Microtask crowdsourcing for disease mention annotation in PubMed abstracts
Benjamin M. Good, Max Nanis, Andrew I. Su
Identifying concepts and relationships in biomedical text enables knowledge to be applied in computational analyses that would otherwise be impossible. As a result, many biological natural language processing (BioNLP) projects attempt to address this challenge. However, the state of the art in BioNLP still leaves much room for improvement in terms of precision, recall and the complexity of knowledge structures that can be extracted automatically. Expert curators are vital to the process of knowledge extraction but are always in short supply. Recent studies have shown that workers on microtasking platforms such as Amazon’s Mechanical Turk (AMT) can, in aggregate, generate high-quality annotations of biomedical text.
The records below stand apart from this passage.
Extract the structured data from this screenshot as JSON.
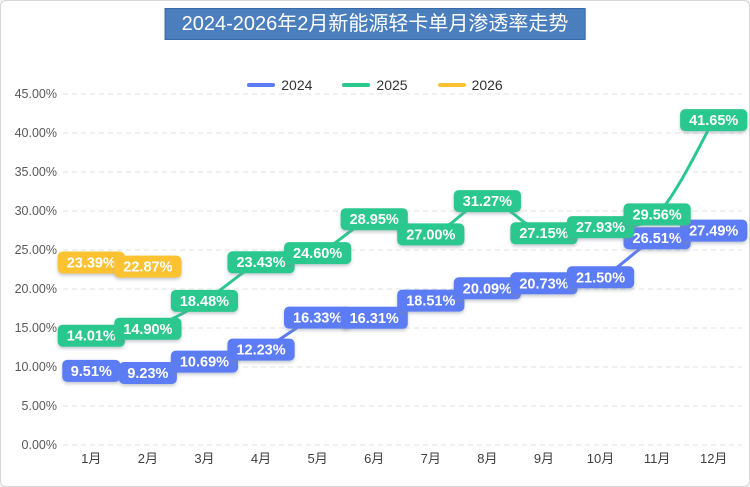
{
  "title": "2024-2026年2月新能源轻卡单月渗透率走势",
  "legend": {
    "items": [
      "2024",
      "2025",
      "2026"
    ]
  },
  "chart_data": {
    "type": "line",
    "title": "2024-2026年2月新能源轻卡单月渗透率走势",
    "categories": [
      "1月",
      "2月",
      "3月",
      "4月",
      "5月",
      "6月",
      "7月",
      "8月",
      "9月",
      "10月",
      "11月",
      "12月"
    ],
    "series": [
      {
        "name": "2024",
        "color": "#5B7CF5",
        "values": [
          9.51,
          9.23,
          10.69,
          12.23,
          16.33,
          16.31,
          18.51,
          20.09,
          20.73,
          21.5,
          26.51,
          27.49
        ]
      },
      {
        "name": "2025",
        "color": "#2BC88E",
        "values": [
          14.01,
          14.9,
          18.48,
          23.43,
          24.6,
          28.95,
          27.0,
          31.27,
          27.15,
          27.93,
          29.56,
          41.65
        ]
      },
      {
        "name": "2026",
        "color": "#FCC231",
        "values": [
          23.39,
          22.87
        ]
      }
    ],
    "xlabel": "",
    "ylabel": "",
    "ylim": [
      0,
      45
    ],
    "ytick_step": 5,
    "ytick_decimals": 2,
    "ytick_suffix": "%",
    "label_decimals": 2,
    "label_suffix": "%",
    "grid": "horizontal-dashed",
    "legend_position": "top-center"
  },
  "styles": {
    "title_bg": "#4B7EBD",
    "title_border": "#3A69A8",
    "title_text": "#FFFFFF",
    "grid_color": "#E2E2E2",
    "y_axis_text": "#595959",
    "x_axis_text": "#3F3F3F",
    "legend_text": "#333333",
    "background": "#FFFFFF",
    "frame_border": "#D6D6D6"
  }
}
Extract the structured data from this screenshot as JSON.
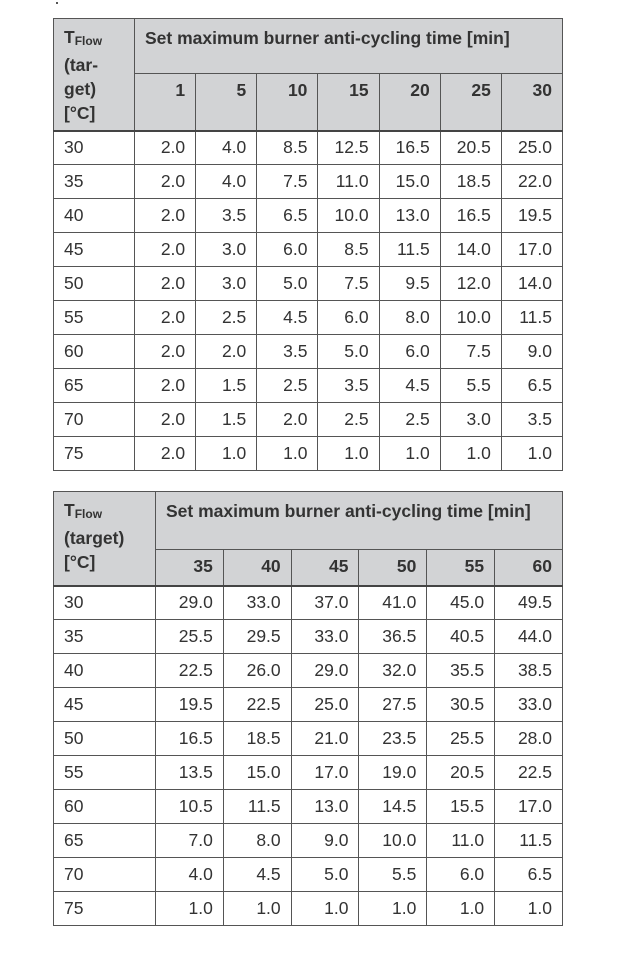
{
  "tables": [
    {
      "corner": {
        "symbol": "T",
        "subscript": "Flow",
        "label_lines": [
          "(tar-",
          "get)",
          "[°C]"
        ]
      },
      "title": "Set maximum burner anti-cycling time [min]",
      "columns": [
        "1",
        "5",
        "10",
        "15",
        "20",
        "25",
        "30"
      ],
      "rows": [
        {
          "t": "30",
          "values": [
            "2.0",
            "4.0",
            "8.5",
            "12.5",
            "16.5",
            "20.5",
            "25.0"
          ]
        },
        {
          "t": "35",
          "values": [
            "2.0",
            "4.0",
            "7.5",
            "11.0",
            "15.0",
            "18.5",
            "22.0"
          ]
        },
        {
          "t": "40",
          "values": [
            "2.0",
            "3.5",
            "6.5",
            "10.0",
            "13.0",
            "16.5",
            "19.5"
          ]
        },
        {
          "t": "45",
          "values": [
            "2.0",
            "3.0",
            "6.0",
            "8.5",
            "11.5",
            "14.0",
            "17.0"
          ]
        },
        {
          "t": "50",
          "values": [
            "2.0",
            "3.0",
            "5.0",
            "7.5",
            "9.5",
            "12.0",
            "14.0"
          ]
        },
        {
          "t": "55",
          "values": [
            "2.0",
            "2.5",
            "4.5",
            "6.0",
            "8.0",
            "10.0",
            "11.5"
          ]
        },
        {
          "t": "60",
          "values": [
            "2.0",
            "2.0",
            "3.5",
            "5.0",
            "6.0",
            "7.5",
            "9.0"
          ]
        },
        {
          "t": "65",
          "values": [
            "2.0",
            "1.5",
            "2.5",
            "3.5",
            "4.5",
            "5.5",
            "6.5"
          ]
        },
        {
          "t": "70",
          "values": [
            "2.0",
            "1.5",
            "2.0",
            "2.5",
            "2.5",
            "3.0",
            "3.5"
          ]
        },
        {
          "t": "75",
          "values": [
            "2.0",
            "1.0",
            "1.0",
            "1.0",
            "1.0",
            "1.0",
            "1.0"
          ]
        }
      ]
    },
    {
      "corner": {
        "symbol": "T",
        "subscript": "Flow",
        "label_lines": [
          "(target)",
          "[°C]"
        ]
      },
      "title": "Set maximum burner anti-cycling time [min]",
      "columns": [
        "35",
        "40",
        "45",
        "50",
        "55",
        "60"
      ],
      "rows": [
        {
          "t": "30",
          "values": [
            "29.0",
            "33.0",
            "37.0",
            "41.0",
            "45.0",
            "49.5"
          ]
        },
        {
          "t": "35",
          "values": [
            "25.5",
            "29.5",
            "33.0",
            "36.5",
            "40.5",
            "44.0"
          ]
        },
        {
          "t": "40",
          "values": [
            "22.5",
            "26.0",
            "29.0",
            "32.0",
            "35.5",
            "38.5"
          ]
        },
        {
          "t": "45",
          "values": [
            "19.5",
            "22.5",
            "25.0",
            "27.5",
            "30.5",
            "33.0"
          ]
        },
        {
          "t": "50",
          "values": [
            "16.5",
            "18.5",
            "21.0",
            "23.5",
            "25.5",
            "28.0"
          ]
        },
        {
          "t": "55",
          "values": [
            "13.5",
            "15.0",
            "17.0",
            "19.0",
            "20.5",
            "22.5"
          ]
        },
        {
          "t": "60",
          "values": [
            "10.5",
            "11.5",
            "13.0",
            "14.5",
            "15.5",
            "17.0"
          ]
        },
        {
          "t": "65",
          "values": [
            "7.0",
            "8.0",
            "9.0",
            "10.0",
            "11.0",
            "11.5"
          ]
        },
        {
          "t": "70",
          "values": [
            "4.0",
            "4.5",
            "5.0",
            "5.5",
            "6.0",
            "6.5"
          ]
        },
        {
          "t": "75",
          "values": [
            "1.0",
            "1.0",
            "1.0",
            "1.0",
            "1.0",
            "1.0"
          ]
        }
      ]
    }
  ]
}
Here, we investigated the use of the AMT in capturing disease mentions in Pubmed abstracts. We used the recently published NCBI Disease corpus as a gold standard for refining and benchmarking the crowdsourcing protocol. After merging the responses from 5 AMT workers per abstract with a simple voting scheme, we were able to achieve a maximum f measure of 0.815 (precision 0.823, recall 0.807) over 593 abstracts as compared to the NCBI annotations on the same abstracts. Comparisons were based on exact matches to annotation spans. The results can also be tuned to optimize for precision (max = 0.98 when recall = 0.23) or recall (max = 0.89 when precision = 0.45). It took 7 days and cost $192.90 to complete all 593 abstracts considered here (at $.06/abstract with 50 additional abstracts used for spam detection).
This experiment demonstrated that microtask-based crowdsourcing can be applied to the disease mention recognition problem in the text of biomedical research articles. The f-measure of 0.815 indicates that there is room for improvement in the crowdsourcing protocol but that, overall, AMT workers are clearly capable of performing this annotation task.